Abstract

The cold-pressor test (CPT) by inducing sympathetic stimulation and a subsequent rise in myocardial oxygen demand is expected to induce an increase in coronary blood flow and a dilation of normal epicardial coronary arteries. The aim of this study was in type 2 diabetic patients (T2Ds) free of coronary stenoses to analyse the influence of cardiac autonomic neuropathy (CAN) on the coronary response to CPT measured with a non invasive method based on trans-thoracic echography-doppler (NCT00685984). We prospectively screened 118 T2Ds, without any cardiac history and fulfilling the criteria of the French guidelines, for silent myocardial ischemia (SMI: abnormal stress myocardial scintigraphy and/or echocardiography). A coronary angiography was performed in those with SMI. The distal inter-ventricular anterior coronary velocity (CV) was measured by trans-thoracic echo-doppler before and after CPT (one hand immersed in crushed ice for 120 s) in these patients and also in 16 control subjects. CAN was assessed using three standard tests (deep-breathing, lying-to-standing and Valsalva) and considered to be present if ≥2 tests were abnormal.
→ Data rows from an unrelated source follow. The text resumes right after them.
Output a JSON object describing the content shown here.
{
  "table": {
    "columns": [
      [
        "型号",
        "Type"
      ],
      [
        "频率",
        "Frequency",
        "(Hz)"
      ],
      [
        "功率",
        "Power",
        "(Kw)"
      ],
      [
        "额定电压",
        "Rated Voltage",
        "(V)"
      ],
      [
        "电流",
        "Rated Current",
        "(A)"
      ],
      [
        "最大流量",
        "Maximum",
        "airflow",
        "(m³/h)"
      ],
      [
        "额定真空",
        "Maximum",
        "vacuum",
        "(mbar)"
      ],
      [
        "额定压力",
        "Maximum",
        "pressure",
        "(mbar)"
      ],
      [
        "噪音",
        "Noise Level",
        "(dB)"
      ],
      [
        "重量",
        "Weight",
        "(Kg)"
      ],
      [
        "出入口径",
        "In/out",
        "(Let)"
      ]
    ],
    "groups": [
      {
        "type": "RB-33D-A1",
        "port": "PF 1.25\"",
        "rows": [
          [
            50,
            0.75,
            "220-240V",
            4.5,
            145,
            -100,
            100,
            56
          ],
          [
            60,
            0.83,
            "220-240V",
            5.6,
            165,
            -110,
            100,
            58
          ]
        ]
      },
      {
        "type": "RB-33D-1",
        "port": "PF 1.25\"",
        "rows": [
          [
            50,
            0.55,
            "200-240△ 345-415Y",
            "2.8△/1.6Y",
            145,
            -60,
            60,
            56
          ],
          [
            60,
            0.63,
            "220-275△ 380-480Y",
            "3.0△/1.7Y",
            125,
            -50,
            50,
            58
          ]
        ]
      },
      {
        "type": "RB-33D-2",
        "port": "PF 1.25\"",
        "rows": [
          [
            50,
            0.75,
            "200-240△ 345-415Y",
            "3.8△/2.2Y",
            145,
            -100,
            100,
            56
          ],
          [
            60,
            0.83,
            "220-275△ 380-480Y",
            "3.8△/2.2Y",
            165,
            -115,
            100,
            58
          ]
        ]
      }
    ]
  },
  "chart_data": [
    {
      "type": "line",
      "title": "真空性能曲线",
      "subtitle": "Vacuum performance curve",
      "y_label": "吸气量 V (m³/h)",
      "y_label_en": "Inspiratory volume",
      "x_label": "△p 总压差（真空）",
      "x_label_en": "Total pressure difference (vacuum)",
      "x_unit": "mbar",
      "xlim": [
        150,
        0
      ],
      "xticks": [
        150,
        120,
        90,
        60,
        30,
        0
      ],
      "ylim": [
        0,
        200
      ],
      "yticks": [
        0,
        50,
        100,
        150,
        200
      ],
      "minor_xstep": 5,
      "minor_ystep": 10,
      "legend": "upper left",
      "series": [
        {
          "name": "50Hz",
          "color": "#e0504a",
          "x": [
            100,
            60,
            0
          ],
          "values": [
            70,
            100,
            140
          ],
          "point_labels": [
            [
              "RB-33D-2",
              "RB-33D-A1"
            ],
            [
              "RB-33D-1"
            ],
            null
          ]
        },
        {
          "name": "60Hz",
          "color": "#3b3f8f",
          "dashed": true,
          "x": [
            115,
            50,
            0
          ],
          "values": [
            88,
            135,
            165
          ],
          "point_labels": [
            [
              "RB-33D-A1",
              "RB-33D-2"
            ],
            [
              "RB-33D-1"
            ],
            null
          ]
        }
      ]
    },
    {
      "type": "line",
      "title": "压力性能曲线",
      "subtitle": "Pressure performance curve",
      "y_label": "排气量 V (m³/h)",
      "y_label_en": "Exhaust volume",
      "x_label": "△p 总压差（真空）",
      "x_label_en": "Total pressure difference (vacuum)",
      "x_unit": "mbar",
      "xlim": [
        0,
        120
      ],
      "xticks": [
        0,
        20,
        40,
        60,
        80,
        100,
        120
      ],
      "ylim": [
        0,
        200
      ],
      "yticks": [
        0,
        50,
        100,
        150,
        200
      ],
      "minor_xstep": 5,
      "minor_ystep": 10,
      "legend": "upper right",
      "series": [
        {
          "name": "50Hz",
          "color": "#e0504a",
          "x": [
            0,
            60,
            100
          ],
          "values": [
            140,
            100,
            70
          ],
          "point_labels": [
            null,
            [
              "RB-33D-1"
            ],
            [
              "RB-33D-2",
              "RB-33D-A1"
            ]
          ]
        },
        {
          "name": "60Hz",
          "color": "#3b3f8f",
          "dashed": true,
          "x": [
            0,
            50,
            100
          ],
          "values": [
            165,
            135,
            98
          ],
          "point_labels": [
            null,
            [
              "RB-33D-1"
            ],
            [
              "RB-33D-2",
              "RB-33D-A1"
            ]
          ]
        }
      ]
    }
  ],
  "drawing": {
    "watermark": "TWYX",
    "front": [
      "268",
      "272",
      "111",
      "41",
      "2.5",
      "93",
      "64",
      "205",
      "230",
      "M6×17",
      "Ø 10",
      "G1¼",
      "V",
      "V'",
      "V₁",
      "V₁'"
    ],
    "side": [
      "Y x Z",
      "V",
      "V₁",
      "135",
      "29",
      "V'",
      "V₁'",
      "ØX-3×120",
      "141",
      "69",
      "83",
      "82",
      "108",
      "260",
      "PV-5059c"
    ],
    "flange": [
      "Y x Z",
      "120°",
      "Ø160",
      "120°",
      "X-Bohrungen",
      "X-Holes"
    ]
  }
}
CV before and after CPT could be measured reliably in 35 T2Ds free of coronary stenoses and with CAN function tests being performed and in all control subjects. CAN was found in 17 T2Ds. At baseline, T2Ds had higher heart rate, rate-pressure product (DP) and CV than controls (p<0.05 to <0.0001) with slightly higher levels in those with CAN. Changes after CPT/baseline in DP were lower in T2Ds with CAN than in those without CAN (26±7 vs 52±6% increase, p=0.02; 32±5% in controls) whereas changes in CV did not differ significantly in T2Ds with or without CAN and in control subjects. CV changes during CPT, i.e. related to microcirculation, correlated with DP changes in controls (r=0.45, p<0.06) and in T2Ds without CAN (r=0.65, p<0.01) but did not in those with CAN. T2Ds without evidence of coronary artery disease but with impaired vagal cardiac tests exhibit at baseline some signs of relative increase in sympathetic activity. They have a lower increase in DP after CPT which is consistent with a lower sympathetic reactivity but this increase in myocardial oxygen demand resulting from sympathetic stimulation is sufficient to increase coronary blood flow.